Of course, stock prices always fluctuate up and down, so you have to learn to assess short and long-term trends to see the right time to buy and sell particular stocks. The path of each company is different, so you must be very careful to avoid losing your money. Still, risk assessment in stock trading is as difficult as in CFD trading, but you generally have much more time to think, so you can consider it as an opportunity to avoid impulsiveness.
The advantages of choosing shares as your main trading instrument include:
- Opportunity to grow with the economy – successful companies grow with the economy, so do the prices of their stocks.
- Good way to outrun inflation – the average annualized return of stocks is 10%, which is higher than average annual inflation rates. It means that inflation can hardly kill the price of a stock that has an upward general vector.
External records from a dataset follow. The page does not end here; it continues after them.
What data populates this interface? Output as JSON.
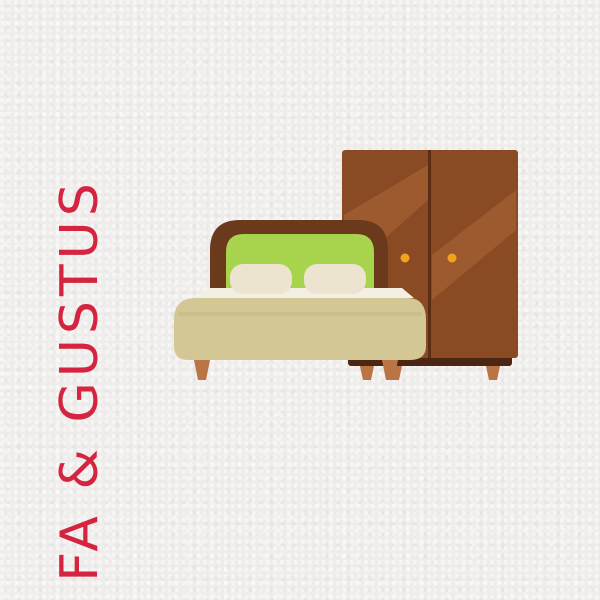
{
  "brand": {
    "name": "FA & GUSTUS",
    "color": "#d4243f"
  },
  "illustration": {
    "icons": [
      "bed-icon",
      "wardrobe-icon",
      "pillow-icon",
      "knob-icon"
    ],
    "colors": {
      "wardrobe_body": "#8a4a24",
      "wardrobe_highlight": "#9c5a2e",
      "wardrobe_shadow": "#6e3a1c",
      "knob": "#f2a21c",
      "headboard_frame": "#6b3a1d",
      "headboard_panel": "#a8d34c",
      "pillow": "#ece4cf",
      "sheet": "#f4efe3",
      "mattress": "#d4c796",
      "mattress_edge": "#c6b781",
      "leg": "#bb7443"
    }
  }
}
- Easy to purchase and sell stocks – there are more convenient options to purchase stocks than CFDs, which makes them more accessible. You can also sell your stocks any time you want.
- Dividends for holding stocks – quite a lot of companies offer dividends to their shareholders, which lets you earn money not only on selling stocks when they grow but also while holding them.
Stocks are classic and high demanded instruments, but they have downsides too:
- Risks – companies can go bankrupt and sometimes you can’t predict it. CFDs also involve high risks, but they all come from short-term market fluctuations rather than from long-term trends.
- Time – stock trading offers multiple options for spreading your strategies in time, but short-term trading isn’t likely to bring you the same high profits as CFD trading.
- Price – stocks are much more expensive than CFDs with stocks as underlying assets.
Time to Choose
Now that you see the full picture, you can decide whether you want to embark on a speedy CFD path with low initial investments, or you want to launch a heavy stock battleship with thousands of initial investments. Both can be good for you!